Titan's water ice mountains are relatively low-relief features at heights of up to 3000 m, but they can attain slopes of 40 degrees (Radebaugh et al. 2007). They appear as elevated blocks, eroded mesas, and rugged mountain chains eroded by methane rainfall. Many of these ridges are oriented W-E near Titan's equatorial region, suggesting regional or global tectonism was involved in their formation (Radebaugh et al. 2007; Mitri et al. 2009). Mountains are sometimes organized into arcuate trends of bright peaks we call belts. These arcuate belts are elevated, are concave southward, and give evidence of having been formed by compression.

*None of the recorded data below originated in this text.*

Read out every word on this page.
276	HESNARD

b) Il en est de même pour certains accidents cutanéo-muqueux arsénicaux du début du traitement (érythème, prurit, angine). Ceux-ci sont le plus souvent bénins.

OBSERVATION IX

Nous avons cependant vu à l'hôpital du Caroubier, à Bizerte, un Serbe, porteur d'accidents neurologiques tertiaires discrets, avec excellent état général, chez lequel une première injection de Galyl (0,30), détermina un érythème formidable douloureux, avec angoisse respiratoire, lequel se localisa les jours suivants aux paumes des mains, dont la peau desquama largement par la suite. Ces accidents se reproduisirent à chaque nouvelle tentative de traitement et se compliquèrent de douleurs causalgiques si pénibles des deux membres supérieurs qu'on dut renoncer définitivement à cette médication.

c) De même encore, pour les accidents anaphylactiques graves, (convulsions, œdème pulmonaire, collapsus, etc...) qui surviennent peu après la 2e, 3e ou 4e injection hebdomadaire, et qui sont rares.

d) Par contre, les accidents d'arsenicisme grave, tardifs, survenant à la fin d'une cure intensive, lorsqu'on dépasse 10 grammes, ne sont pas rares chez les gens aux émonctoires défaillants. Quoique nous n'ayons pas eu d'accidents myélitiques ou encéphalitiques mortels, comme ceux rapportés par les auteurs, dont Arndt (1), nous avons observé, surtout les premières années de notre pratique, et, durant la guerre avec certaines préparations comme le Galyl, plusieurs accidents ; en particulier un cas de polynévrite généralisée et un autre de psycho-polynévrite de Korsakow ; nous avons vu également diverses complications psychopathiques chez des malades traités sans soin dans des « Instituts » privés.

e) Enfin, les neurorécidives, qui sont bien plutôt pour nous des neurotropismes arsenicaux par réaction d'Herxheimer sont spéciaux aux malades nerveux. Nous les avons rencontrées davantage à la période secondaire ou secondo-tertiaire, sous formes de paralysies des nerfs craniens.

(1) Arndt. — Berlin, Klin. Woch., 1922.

Many of the margins of widened valleys and mountain blocks on Titan have straight morphologies. Some of these lineations stretch for up to 100 km; many are subparallel to one another. These patterns indicate there are regional tectonic controls, likely extensional, on the evolution of the mountain blocks and associated river valleys. In some locations, drainages have an angular or trellis pattern, indicating surface fracturing from extension.

In most regions on Titan, it appears that first compression, followed by extension, occurred. This progression is typical of other icy satellites (although evidence of compression is rare elsewhere) and is related to the release of internal heat, due to the decay of radioactive elements in its rocky core plus tidal heating from interactions with Saturn. Finally, the heavily eroded morphologies of Titan's mountainous regions indicate these may be old terrains existing under an active atmosphere.